Staatlich organisierte rassistische Segregation
Dabei leben gerade einmal 140.000 bis 180.000 Romanì in Italien. Rund die Hälfte, schätzungsweise bis zu 100.000, sind italienische Staatsbürger*innen, deren Vorfahren schon seit 600 Jahren im Land leben, schätzt Santino Spinelli. Spinelli selbst stammt aus einer alten Romanì-Familie. Der 59-Jährige ist erfolgreicher Musiker, Universitätsdozent und einer der Gründer der UCRI, der Unione Comunità Romanes in Italia. Vor allem in den neunziger und nuller Jahren kamen Romanì vom Westbalkan, aus Rumänien oder Bulgarien nach Italien.
Der Staat reagierte auf den Zuzug mit einer Maßnahme, die in Westeuropa ihresgleichen sucht: Quer durchs Land, vorneweg in Großstädten wie Rom, errichtete der Staat öffentlich verwaltete Roma-Camps – und es entstanden weitere sogenannte „informelle“ Camps. „Das war ein klarer Fall von rassischer Segregation“, sagt Spinelli. Befördert wurde das ganze dadurch, dass sich die Millionensummen kostenden Camps als hervorragende Einnahmequelle für kriminelle Organisationen entpuppten, die zum Beispiel in Rom im besten Einvernehmen mit Menschen aus der Politik agierten.
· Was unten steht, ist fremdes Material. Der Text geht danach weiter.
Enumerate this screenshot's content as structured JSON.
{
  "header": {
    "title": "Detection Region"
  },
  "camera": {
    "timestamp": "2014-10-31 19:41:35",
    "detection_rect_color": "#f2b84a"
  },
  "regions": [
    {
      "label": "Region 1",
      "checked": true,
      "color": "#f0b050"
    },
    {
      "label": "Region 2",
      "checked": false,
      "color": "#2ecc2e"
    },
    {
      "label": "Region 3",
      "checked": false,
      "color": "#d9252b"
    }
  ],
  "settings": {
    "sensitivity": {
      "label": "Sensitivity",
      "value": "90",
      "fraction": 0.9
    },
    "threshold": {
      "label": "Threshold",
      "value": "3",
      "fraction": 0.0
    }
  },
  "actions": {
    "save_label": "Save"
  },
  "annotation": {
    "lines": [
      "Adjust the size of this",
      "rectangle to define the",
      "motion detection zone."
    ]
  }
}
Ein solches Camp war das „Dorf der Solidarität“ – so lautete der zynische Name – in Castel Romano. Die Containersiedlung wurde im Jahr 2005 errichtet und lag im Nirgendwo außerhalb der Stadt, an einer Ausfallstraße weitab von anderen Wohngebieten. Zu Spitzenzeiten wohnten hier etwa 1.200 Menschen, die vor allem aus Ex-Jugoslawien gekommen waren. Begründet wurde diese Politik häufig damit, dass die Ankommenden ja Menschen seien, die an einer regulären Wohnung gar nicht interessiert seien. Als „nomadi“ wurden sie im Italienischen bezeichnet.
Für Spinelli ist diese Behauptung blanker Unsinn, die Menschen, die vom Balkan immigriert seien, hätten schließlich in ihrer Heimat einen festen Wohnsitz gehabt. Dennoch hält sich der Begriff „nomadi“ ganz selbstverständlich als Synonym für Roma oder – bis heute in der Alltagssprache gebräuchlich: Zingari. Doch nur 2 Prozent der in Italien lebenden Romanì sind wirklich Reisende.
In den Camps lebt nur eine Minderheit
Zu Hoch-Zeiten lebten rund 40.000 Menschen in den „Roma-Camps“. Heute sind es immer noch knapp 18.000, 11.500 in öffentlich eingerichteten, 6.500 in „informellen“ Camps. So niedrig diese Zahl auch ist, so viel – negative – Sichtbarkeit verleiht sie den dort Wohnenden doch vor allem in den Großstädten, insbesondere in Rom. Gerade die informellen, vom Staat lediglich tolerierten Lager sind Orte des schieren Elends, mit ihren Holzbaracken und Wellblechhütten, ohne Strom und Wasser – und ohne Müllabfuhr.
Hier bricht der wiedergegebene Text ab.